DAVID PUTNAM: So the question is, how has entrepreneurship fed back to my work as an individual, I guess. So what floats my boat is basic science-- fundamentals, understanding the first principles of what's happening and why it's happening, and then making something to meet that need. But the entrepreneurship has allowed me to understand those fundamentals with the mindset of how it's going to be useful or how it's going to be commercialized or if it could be.
And so it feeds back into directing not the fundamentals, but which direction those fundamentals lead to. And all could be important. All could be completely hogwash. But at least I have the knowledge to at least choose which one would be most interesting commercially.
STEPHEN QUAKE: Yeah, I have a similar sort of sense that's helped me understand what are the best projects to do in the university environment versus in the commercial environment. And certain things are best done in the university, things that require some sort of inspiration that are bottle-necked because you haven't had the discovery yet, and need to be worked out, whereas things that require large teams of people working together across disciplines tend to be better done in companies, where nobody is worried about who's going to be the last author on the paper and all that kind of thing.
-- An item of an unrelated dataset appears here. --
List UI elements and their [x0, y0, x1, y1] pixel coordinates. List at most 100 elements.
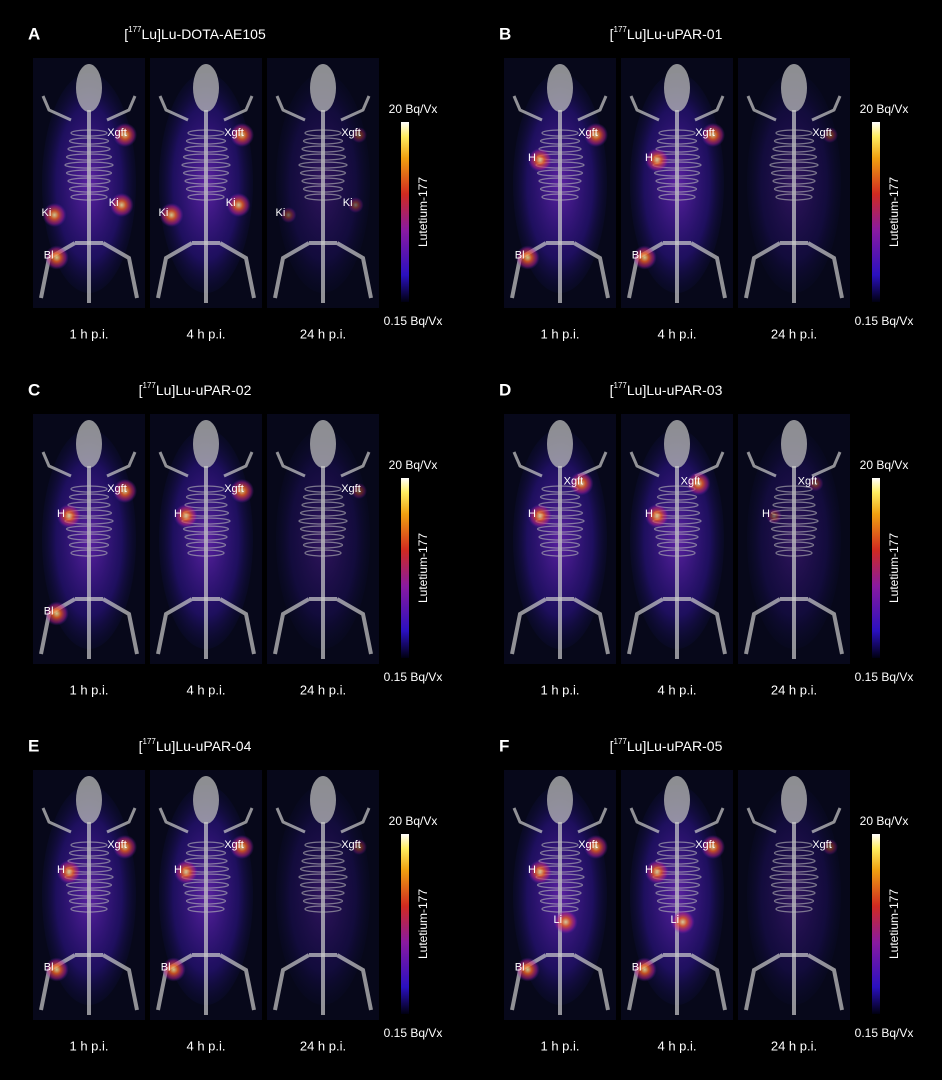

DAVID ERICKSON: Well, on that note, we'll put the last author on this paper. And again, I'll ask the audience to thank our panelists, and in particular, our newest A. D. White Professor.
[APPLAUSE]
A.D. White Professor-at-Large Stephen Quake, a leading scientist in the fields of biomedical engineering and genomic medicine, led a seminar, “Academic Entrepreneurship: Creating Impact Beyond Publishing Papers,” Oct. 7 in Statler Hall’s Alice Statler Auditorium. A panel discussion followed, with David Putnam, professor of biomedical engineering; Andrea Katherine Ippolito, lecturer in civil and environmental engineering; and moderator David Erickson, professor of mechanical engineering and director of the Sibley School of Mechanical and Aerospace Engineering.